От господина Умэдзаки Холмс узнал, что обычно презираемый крестовник после войны нежданно оказался подарком судьбы. Внезапное появление в Хиросиме этого растения — расцветая, оно принесло дух воскрешения и надежды, — опровергло признанную теорию, согласно которой земля в городе должна была оставаться бесплодной по меньшей мере семьдесят лет. Тут и там его буйный рост многим не дал умереть голодной смертью.

— Из листьев и цветов делали клецки, — сказал господин Умэдзаки. — Получалось не слишком вкусно, поверьте, я знаю, но те, кто больше не мог терпеть, ели их, чтобы заглушить голод.

Холмс по-прежнему высматривал в окно более явственные приметы города, но поезд уже проехал сортировочную станцию, а он видел все те же хибары — растущие числом, с огородами, под которые была приспособлена прилежащая к ним незанятая земля, — и реку Энко, бегущую вдоль пути.

— Так как мой желудок в настоящее время пустоват, я был бы не против и сам отведать клецек, своеобразное, надо думать, кушанье.

Господин Умэдзаки утвердительно кивнул:

— Вы правы, своеобразное, но едва ли в хорошем смысле слова.

— Все равно любопытно.

Хотя Холмс и рассчитывал пообедать клецками из крестовника, удовольствовался он другим местным деликатесом — лепешками под сладким соусом с начинкой по выбору покупателя, продававшимися множеством уличных торговцев и в наскоро слаженных лапшичных у вокзала.
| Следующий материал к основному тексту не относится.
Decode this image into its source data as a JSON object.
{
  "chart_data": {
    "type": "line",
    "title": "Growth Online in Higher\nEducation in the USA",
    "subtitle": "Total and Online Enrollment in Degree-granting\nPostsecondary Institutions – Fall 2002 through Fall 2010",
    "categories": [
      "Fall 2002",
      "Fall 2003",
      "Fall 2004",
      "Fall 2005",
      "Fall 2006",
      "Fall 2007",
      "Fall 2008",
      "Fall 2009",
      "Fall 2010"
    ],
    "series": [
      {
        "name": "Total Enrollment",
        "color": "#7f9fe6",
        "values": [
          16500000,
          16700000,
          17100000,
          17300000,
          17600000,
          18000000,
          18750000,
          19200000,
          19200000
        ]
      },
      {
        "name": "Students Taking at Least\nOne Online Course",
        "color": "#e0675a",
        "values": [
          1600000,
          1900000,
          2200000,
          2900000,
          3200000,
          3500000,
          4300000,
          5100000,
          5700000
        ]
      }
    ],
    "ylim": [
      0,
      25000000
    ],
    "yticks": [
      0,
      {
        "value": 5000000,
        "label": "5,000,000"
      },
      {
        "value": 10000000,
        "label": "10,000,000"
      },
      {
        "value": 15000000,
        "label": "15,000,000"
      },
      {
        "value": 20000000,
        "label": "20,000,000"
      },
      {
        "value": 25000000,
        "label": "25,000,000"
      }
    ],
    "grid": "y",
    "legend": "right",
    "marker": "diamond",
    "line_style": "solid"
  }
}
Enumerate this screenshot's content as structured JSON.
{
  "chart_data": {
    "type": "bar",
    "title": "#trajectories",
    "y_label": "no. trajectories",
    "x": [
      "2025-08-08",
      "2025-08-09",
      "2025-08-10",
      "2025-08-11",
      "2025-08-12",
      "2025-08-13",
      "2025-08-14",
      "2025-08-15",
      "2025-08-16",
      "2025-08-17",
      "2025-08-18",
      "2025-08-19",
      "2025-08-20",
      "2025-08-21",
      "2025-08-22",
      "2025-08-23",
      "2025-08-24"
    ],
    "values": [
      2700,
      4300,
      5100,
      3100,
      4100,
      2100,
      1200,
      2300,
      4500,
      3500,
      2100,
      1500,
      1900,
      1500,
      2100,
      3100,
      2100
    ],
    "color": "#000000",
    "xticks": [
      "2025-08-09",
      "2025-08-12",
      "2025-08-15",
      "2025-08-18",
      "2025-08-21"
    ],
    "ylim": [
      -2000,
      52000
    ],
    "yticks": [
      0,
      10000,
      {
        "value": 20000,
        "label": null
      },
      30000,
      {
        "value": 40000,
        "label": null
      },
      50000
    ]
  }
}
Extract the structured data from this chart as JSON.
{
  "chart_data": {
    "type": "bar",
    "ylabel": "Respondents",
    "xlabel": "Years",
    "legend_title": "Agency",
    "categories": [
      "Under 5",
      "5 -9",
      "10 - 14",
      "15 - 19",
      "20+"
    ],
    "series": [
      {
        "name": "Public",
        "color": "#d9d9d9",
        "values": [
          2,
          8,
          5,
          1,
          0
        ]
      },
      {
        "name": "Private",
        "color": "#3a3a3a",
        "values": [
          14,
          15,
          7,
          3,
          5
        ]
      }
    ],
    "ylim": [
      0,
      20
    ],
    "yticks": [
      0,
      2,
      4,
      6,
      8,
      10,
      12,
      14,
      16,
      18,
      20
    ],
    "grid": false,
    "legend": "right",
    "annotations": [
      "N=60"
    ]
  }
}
— Это называется окономияки, — сообщил господин Умэдзаки, когда они с Холмсом присели к стойке закусочной и следили за тем, как повар с великой сноровкой готовит им на большом противне обед (их аппетит разыгрался еще сильнее от горячего благоухания, которым на них веяло). Он рассказал, что впервые попробовал это блюдо еще ребенком, когда был в Хиросиме с отцом. После той детской поездки он заезжал в город еще несколько раз, обыкновенно лишь для того, чтобы сделать пересадку, но иногда продавец окономияки случался прямо на вокзале. — Я никогда не могу устоять, самый запах воссоздает в моем воображении те выходные с отцом. Мы приехали сюда, чтобы посмотреть сад Сюккэйэн. Но я нечасто думаю о том, как мы с ним были здесь, или вообще о нас с ним, если на то пошло; только если пахнет окономияки.

Холмс расковырял палочкой лепешку и, рассмотрев смесь из мяса, лапши и овощей, сказал:

— Несложное, но искусное творение, вы согласны?

Господин Умэдзаки поднял глаза от куска, который держал палочками. Он был сосредоточен на жевании и не отвечал, пока не проглотил.